Clinical trials investigating the use of cannabinoid drugs for the treatment of intestinal inflammation are anticipated secondary to preclinical literature demonstrating efficacy in reducing inflammation.


We systematically reviewed publications on the benefit of drugs targeting the endo-cannabinoid system in intestinal inflammation. We collated studies examining outcomes for meta-analysis from EMBASE, MEDLINE and Pubmed until March 2017. Quality was assessed according to mSTAIR and SRYCLE score.

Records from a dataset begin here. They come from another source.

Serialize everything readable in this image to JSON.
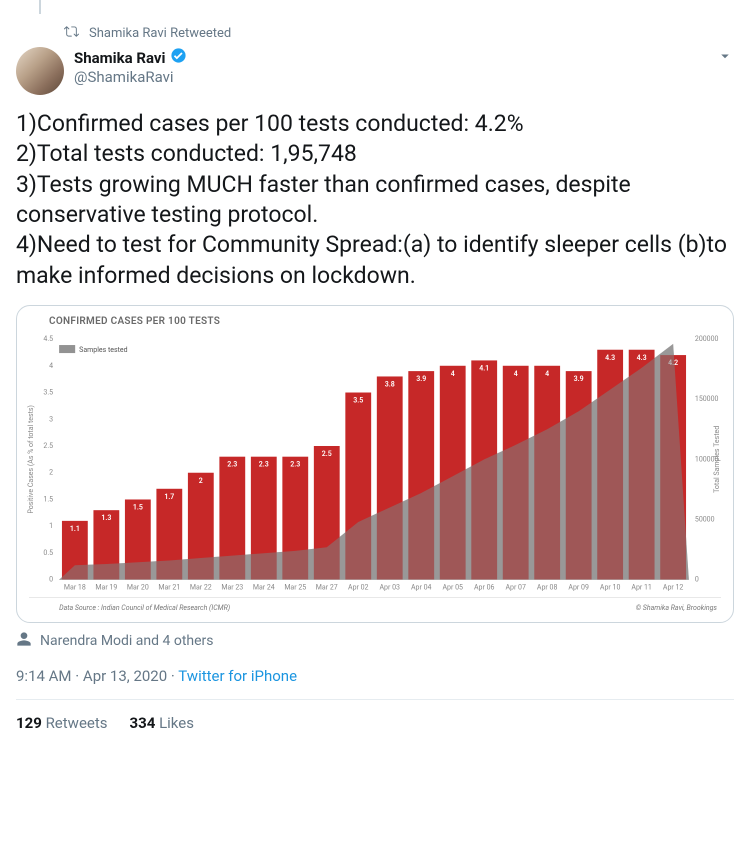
{
  "retweet": {
    "label": "Shamika Ravi Retweeted"
  },
  "author": {
    "name": "Shamika Ravi",
    "handle": "@ShamikaRavi",
    "verified": true
  },
  "body": "1)Confirmed cases per 100 tests conducted: 4.2%\n2)Total tests conducted: 1,95,748\n3)Tests growing MUCH faster than confirmed cases, despite conservative testing protocol.\n4)Need to test for Community Spread:(a) to identify sleeper cells (b)to make informed decisions on lockdown.",
  "chart": {
    "type": "bar+area",
    "title": "CONFIRMED CASES PER 100 TESTS",
    "legend_label": "Samples tested",
    "ylabel_left": "Positive Cases (As % of total tests)",
    "ylabel_right": "Total Samples Tested",
    "categories": [
      "Mar 18",
      "Mar 19",
      "Mar 20",
      "Mar 21",
      "Mar 22",
      "Mar 23",
      "Mar 24",
      "Mar 25",
      "Mar 27",
      "Apr 02",
      "Apr 03",
      "Apr 04",
      "Apr 05",
      "Apr 06",
      "Apr 07",
      "Apr 08",
      "Apr 09",
      "Apr 10",
      "Apr 11",
      "Apr 12"
    ],
    "bar_values": [
      1.1,
      1.3,
      1.5,
      1.7,
      2,
      2.3,
      2.3,
      2.3,
      2.5,
      3.5,
      3.8,
      3.9,
      4,
      4.1,
      4,
      4,
      3.9,
      4.3,
      4.3,
      4.2
    ],
    "area_values": [
      12000,
      13000,
      14500,
      16000,
      18000,
      20000,
      22000,
      24000,
      27000,
      48000,
      60000,
      72000,
      86000,
      100000,
      112000,
      125000,
      140000,
      158000,
      176000,
      196000
    ],
    "left_ylim": [
      0,
      4.5
    ],
    "left_ytick_step": 0.5,
    "right_ylim": [
      0,
      200000
    ],
    "right_yticks": [
      0,
      50000,
      100000,
      150000,
      200000
    ],
    "bar_color": "#c62828",
    "area_color": "#7f7e7e",
    "area_opacity": 0.55,
    "background_color": "#ffffff",
    "bar_width": 0.82,
    "data_source": "Data Source : Indian Council of Medical Research (ICMR)",
    "credit": "© Shamika Ravi, Brookings"
  },
  "tagged": {
    "label": "Narendra Modi and 4 others"
  },
  "meta": {
    "time": "9:14 AM",
    "date": "Apr 13, 2020",
    "source": "Twitter for iPhone"
  },
  "stats": {
    "retweets_count": "129",
    "retweets_label": "Retweets",
    "likes_count": "334",
    "likes_label": "Likes"
  }
}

From 2008 papers, 51 publications examining the effect of cannabinoid compounds on murine colitis and 2 clinical studies were identified. Twenty-four compounds were assessed across 71 endpoints. Cannabidiol, a phytocannabinoid, was the most investigated drug. Macroscopic colitis severity (disease activity index [DAI]) and myeloperoxidase activity (MPO) were assessed throughout publications and were meta-analyzed using random effects models. Cannabinoids reduced DAI in comparison with the vehicle (standard mean difference [SMD] -1.36; 95% CI, -1.62 to-1.09; I2 = 61%). FAAH inhibitor URB597 had the largest effect size (SMD -4.43; 95% CI, -6.32 to -2.55), followed by the synthetic drug AM1241 (SMD -3.11; 95% CI, -5.01 to -1.22) and the endocannabinoid anandamide (SMD -3.03; 95% CI, -4.89 to -1.17; I2 not assessed). Cannabinoids reduced MPO in rodents compared to the vehicle; SMD -1.26; 95% CI, -1.54 to -0.97; I2 = 48.1%. Cannabigerol had the largest effect size (SMD -6.20; 95% CI, -9.90 to -2.50), followed by the synthetic CB1 agonist ACEA (SMD -3.15; 95% CI, -4.75 to -1.55) and synthetic CB1/2 agonist WIN55,212-2 (SMD -1.74; 95% CI, -2.81 to -0.67; I2 = 57%). We found no evidence of reporting bias. No significant difference was found between the prophylactic and therapeutic use of cannabinoid drugs.


There is abundant preclinical literature demonstrating the anti-inflammatory effects of cannabinoid drugs in inflammation of the gut. Larger randomised controlled-trials are warranted.